The Ultra Ethernet Consortium (UEC) has delayed release of the version 1.0 of specification from Q3 2024 to Q1 2025, but it looks like AMD is ready to announce an actual network interface card for AI datacenters that is ready to be deployed into Ultra Ethernet datacenters. The new unit is the AMD Pensando Pollara 400, which promises an up to six times performance boost for AI workloads.
The AMD Pensando Pollara 400 is a 400 GbE Ultra Ethernet card based on a processor designed by the company’s Pensando unit. The network processor features a processor with a programmable hardware pipeline, programmable RDMA transport, programmable congestion control, and communication library acceleration. The NIC will sample in the fourth quarter and will be commercially available in the first half of 2025, just after the Ultra Ethernet Consortium formally publishes the UEC 1.0 specification.

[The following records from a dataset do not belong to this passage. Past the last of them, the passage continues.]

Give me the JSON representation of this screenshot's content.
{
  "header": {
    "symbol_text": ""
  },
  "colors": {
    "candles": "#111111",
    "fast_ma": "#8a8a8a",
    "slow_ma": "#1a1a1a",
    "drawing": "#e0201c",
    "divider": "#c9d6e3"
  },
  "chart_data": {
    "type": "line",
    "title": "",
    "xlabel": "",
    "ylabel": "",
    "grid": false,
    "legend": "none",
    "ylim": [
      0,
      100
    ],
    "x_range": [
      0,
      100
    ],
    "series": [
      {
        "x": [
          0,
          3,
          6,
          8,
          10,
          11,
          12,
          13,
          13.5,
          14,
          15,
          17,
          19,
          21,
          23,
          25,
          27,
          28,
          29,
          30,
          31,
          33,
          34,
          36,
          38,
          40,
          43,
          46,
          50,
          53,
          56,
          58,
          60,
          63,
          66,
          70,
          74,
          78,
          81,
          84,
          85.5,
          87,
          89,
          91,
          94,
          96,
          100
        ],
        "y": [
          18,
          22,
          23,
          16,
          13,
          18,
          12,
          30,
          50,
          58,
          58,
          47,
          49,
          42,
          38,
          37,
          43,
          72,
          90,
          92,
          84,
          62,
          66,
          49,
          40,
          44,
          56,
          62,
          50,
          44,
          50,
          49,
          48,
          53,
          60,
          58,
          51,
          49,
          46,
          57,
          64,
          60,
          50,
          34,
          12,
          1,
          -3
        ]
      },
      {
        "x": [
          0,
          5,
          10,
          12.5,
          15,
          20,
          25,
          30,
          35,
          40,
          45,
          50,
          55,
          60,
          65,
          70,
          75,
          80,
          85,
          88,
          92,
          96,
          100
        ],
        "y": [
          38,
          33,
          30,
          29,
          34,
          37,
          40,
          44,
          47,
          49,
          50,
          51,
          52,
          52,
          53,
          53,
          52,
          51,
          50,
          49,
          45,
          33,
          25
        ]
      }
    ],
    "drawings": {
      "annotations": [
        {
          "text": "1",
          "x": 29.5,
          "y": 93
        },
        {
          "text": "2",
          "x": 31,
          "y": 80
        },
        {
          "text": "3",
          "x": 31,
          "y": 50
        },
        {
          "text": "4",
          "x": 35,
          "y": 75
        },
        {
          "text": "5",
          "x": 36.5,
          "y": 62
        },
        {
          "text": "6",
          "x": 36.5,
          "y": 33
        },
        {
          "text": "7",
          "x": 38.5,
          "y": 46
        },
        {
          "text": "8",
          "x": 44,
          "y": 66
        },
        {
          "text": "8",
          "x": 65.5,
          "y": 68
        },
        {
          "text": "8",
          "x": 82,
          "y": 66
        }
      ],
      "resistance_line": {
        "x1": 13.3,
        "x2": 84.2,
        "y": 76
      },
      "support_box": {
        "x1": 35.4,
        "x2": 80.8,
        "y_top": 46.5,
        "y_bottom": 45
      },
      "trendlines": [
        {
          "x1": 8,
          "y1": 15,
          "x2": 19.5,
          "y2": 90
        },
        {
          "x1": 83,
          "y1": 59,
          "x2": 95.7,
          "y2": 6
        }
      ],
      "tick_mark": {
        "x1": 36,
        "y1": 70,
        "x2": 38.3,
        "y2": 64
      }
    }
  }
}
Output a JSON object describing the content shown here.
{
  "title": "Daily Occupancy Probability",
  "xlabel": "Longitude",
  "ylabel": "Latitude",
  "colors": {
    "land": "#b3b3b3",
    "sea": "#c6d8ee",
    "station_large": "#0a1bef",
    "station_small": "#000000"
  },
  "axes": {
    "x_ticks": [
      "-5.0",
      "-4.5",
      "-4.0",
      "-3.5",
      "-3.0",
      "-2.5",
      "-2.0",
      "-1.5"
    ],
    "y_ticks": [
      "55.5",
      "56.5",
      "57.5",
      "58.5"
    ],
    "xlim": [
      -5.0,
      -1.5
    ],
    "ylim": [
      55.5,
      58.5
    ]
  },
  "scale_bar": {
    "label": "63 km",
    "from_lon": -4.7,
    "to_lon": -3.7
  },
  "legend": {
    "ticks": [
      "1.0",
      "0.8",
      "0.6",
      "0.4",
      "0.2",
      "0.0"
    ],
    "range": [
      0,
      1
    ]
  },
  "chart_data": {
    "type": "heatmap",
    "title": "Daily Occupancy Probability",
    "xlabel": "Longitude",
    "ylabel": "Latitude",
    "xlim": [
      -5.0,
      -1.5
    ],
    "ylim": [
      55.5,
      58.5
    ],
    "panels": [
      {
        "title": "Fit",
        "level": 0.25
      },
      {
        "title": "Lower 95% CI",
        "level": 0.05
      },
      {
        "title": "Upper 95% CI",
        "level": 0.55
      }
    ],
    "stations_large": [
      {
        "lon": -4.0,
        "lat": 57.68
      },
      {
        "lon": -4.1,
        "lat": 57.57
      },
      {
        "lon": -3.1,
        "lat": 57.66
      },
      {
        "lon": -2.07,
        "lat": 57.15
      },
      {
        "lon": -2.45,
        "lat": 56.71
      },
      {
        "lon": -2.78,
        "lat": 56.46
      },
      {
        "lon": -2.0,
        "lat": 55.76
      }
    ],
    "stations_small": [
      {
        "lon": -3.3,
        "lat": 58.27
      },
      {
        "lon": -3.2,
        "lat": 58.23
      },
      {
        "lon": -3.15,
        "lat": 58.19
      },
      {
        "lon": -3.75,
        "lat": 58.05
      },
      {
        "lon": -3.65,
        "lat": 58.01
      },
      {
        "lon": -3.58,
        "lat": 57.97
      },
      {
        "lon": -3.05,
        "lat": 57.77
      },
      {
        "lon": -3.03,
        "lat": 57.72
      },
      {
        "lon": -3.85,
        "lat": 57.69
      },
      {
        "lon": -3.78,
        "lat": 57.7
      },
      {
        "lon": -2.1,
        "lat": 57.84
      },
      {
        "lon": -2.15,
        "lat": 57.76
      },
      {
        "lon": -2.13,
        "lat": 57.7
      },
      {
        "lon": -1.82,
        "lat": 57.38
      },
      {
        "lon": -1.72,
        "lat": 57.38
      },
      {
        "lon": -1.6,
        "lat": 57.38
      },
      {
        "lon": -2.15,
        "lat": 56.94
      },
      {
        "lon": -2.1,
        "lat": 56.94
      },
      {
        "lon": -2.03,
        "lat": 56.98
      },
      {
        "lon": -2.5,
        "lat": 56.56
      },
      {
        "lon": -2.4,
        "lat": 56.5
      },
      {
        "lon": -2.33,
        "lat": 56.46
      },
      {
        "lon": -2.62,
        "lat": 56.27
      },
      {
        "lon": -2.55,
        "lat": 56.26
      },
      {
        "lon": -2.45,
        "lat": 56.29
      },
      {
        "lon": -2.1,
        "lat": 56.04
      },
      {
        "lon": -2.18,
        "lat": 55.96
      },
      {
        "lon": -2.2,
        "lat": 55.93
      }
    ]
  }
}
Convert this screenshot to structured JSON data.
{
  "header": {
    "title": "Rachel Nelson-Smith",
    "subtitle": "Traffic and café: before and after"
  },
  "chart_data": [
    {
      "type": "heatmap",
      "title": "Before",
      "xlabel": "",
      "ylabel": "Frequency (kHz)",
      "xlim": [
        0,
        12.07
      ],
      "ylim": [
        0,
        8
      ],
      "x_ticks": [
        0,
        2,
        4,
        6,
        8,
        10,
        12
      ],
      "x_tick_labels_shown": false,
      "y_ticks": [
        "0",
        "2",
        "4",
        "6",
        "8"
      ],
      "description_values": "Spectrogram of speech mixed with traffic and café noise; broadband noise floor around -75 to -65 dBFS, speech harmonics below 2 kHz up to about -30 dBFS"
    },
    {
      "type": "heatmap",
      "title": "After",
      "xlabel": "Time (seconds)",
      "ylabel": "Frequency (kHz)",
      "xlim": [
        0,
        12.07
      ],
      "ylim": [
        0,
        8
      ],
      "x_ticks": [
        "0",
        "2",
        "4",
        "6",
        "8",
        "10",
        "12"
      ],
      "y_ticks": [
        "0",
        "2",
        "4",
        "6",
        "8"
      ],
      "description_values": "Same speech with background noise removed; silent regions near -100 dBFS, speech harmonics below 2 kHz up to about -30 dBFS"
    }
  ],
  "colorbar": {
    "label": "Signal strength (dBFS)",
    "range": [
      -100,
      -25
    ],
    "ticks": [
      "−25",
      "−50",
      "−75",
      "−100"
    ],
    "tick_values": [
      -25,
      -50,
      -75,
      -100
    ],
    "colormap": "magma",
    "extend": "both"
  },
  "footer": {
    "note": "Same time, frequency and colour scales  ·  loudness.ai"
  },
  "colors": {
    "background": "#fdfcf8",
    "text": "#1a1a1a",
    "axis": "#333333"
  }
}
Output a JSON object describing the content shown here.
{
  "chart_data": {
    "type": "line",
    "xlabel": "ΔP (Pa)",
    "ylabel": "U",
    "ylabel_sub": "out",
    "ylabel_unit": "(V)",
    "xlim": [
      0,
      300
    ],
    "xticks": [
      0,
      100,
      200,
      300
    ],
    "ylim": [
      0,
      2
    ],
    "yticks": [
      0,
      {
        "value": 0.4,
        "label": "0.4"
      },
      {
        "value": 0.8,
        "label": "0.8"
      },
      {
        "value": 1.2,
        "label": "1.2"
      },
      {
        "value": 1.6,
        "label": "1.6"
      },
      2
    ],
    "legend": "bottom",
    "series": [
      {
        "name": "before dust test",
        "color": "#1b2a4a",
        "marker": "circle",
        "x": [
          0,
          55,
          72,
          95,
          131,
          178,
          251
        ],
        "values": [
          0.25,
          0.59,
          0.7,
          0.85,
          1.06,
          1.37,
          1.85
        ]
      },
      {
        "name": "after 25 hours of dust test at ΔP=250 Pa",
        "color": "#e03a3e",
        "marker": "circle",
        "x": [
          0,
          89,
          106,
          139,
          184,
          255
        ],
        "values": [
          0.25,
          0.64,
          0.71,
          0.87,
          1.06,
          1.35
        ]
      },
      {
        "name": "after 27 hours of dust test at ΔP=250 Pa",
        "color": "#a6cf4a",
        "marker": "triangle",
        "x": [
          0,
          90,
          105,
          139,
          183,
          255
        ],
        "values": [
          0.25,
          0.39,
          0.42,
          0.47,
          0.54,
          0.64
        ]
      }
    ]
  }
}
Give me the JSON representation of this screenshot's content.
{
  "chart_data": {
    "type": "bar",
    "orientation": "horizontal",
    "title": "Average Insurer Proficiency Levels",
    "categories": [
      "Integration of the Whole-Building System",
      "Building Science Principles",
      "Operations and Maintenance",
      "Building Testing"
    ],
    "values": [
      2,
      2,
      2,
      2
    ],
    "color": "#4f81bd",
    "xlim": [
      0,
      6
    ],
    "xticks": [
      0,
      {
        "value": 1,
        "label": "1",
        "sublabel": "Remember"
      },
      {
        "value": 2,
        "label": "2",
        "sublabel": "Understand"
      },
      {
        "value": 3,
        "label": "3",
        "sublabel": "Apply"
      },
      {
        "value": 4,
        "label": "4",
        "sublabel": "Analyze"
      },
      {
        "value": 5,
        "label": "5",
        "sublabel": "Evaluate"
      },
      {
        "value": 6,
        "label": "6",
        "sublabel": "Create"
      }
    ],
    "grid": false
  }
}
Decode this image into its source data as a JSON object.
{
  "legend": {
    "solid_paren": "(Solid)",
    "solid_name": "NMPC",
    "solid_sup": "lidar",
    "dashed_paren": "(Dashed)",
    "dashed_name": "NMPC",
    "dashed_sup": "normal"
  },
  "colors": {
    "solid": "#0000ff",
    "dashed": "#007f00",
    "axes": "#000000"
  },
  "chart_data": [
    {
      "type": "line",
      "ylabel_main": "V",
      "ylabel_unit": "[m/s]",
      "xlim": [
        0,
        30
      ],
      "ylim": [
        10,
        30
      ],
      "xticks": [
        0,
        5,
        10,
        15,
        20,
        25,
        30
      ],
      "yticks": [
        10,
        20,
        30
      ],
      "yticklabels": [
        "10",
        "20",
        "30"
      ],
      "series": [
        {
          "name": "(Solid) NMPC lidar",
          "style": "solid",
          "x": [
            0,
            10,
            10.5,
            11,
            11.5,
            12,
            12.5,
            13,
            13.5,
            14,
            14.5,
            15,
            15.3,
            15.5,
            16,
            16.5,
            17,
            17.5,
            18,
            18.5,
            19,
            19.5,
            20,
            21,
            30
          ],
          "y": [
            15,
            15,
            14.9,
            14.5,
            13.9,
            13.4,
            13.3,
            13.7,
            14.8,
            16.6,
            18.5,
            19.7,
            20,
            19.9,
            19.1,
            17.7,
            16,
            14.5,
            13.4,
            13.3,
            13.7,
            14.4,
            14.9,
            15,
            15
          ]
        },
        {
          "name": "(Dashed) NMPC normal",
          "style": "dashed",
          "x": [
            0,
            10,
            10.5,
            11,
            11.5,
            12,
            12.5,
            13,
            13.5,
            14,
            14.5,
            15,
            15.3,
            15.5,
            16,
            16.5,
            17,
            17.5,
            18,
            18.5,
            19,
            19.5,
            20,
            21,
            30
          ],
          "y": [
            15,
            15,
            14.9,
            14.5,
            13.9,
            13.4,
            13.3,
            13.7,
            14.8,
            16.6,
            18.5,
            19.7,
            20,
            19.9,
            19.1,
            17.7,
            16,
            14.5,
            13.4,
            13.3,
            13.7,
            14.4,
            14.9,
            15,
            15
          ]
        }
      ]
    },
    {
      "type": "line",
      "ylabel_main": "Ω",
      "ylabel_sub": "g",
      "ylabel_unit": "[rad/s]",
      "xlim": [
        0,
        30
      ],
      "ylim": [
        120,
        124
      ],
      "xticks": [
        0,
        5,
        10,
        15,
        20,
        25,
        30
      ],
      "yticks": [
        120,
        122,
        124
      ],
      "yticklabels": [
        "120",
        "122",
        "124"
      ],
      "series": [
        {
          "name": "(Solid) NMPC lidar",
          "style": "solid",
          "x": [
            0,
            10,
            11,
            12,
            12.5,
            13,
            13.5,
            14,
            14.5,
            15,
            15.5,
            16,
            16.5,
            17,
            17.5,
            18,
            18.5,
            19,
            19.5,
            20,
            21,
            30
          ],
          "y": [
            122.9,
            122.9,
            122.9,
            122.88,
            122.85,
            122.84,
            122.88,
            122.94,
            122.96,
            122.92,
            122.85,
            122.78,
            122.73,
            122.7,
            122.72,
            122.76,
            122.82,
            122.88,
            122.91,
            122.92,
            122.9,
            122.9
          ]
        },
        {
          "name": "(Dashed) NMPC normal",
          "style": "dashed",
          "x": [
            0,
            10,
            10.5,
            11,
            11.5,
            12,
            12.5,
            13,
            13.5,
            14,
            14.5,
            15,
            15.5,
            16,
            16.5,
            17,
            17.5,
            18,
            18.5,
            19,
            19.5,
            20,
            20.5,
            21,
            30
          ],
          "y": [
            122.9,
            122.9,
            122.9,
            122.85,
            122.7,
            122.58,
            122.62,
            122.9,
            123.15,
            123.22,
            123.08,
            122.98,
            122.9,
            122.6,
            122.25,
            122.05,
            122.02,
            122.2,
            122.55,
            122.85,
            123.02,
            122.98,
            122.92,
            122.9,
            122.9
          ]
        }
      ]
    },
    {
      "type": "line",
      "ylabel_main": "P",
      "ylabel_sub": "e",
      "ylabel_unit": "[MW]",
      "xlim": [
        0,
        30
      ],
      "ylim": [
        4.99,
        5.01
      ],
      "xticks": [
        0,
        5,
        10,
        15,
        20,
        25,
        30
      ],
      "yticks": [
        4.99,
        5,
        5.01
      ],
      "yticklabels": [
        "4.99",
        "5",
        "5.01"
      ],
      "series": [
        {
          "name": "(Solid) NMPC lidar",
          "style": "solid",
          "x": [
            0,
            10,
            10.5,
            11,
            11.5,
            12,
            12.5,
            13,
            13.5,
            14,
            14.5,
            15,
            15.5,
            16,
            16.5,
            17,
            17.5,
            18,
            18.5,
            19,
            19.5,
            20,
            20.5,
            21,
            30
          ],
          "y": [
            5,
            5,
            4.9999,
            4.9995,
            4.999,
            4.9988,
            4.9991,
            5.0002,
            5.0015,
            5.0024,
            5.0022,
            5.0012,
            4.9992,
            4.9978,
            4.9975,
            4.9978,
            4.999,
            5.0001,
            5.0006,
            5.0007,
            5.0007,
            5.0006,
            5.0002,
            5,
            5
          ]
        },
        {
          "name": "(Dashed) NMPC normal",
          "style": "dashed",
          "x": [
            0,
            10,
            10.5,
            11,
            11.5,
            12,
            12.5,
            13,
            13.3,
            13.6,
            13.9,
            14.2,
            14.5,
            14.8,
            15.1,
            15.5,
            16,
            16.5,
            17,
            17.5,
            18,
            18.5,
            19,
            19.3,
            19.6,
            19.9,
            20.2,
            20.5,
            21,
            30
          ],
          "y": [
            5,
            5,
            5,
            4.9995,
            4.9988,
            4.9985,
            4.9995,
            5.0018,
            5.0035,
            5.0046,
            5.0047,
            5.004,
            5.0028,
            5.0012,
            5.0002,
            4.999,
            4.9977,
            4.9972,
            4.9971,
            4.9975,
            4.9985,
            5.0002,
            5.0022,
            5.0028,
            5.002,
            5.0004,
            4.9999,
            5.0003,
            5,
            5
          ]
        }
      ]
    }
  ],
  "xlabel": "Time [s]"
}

The AMD Pensando Pollara 400 AI NIC is designed to optimize AI and HPC networking through several advanced capabilities. One of its key features is intelligent multipathing, which dynamically distributes data packets across optimal routes, preventing network congestion and improving overall efficiency. The NIC also includes path-aware congestion control, which reroutes data away from temporarily congested paths to ensure continuous high-speed data flow.
Additionally, the Pollara 400 offers fast failover, quickly detecting and bypassing network failures to maintain uninterrupted GPU-to-GPU communication delivering robust performance while maximizing utilization of AI clusters and minimizing latency. These features promise to enhance the scalability and reliability of AI infrastructure, making it suitable for large-scale deployments.
The Ultra Ethernet Consortium now includes 97 members, up from 55 in March, 2024. The UEC 1.0 specification is designed to scale the ubiquitous Ethernet technology in terms of performance and features for AI and HPC workloads. The new spec will reuse as much as possible from the original technology to maintain cost efficiency and interoperability. The specification will feature different profiles for AI and HPC; while these workloads have much in common, they are considerably different, so to maximize efficiency there will be separate protocols.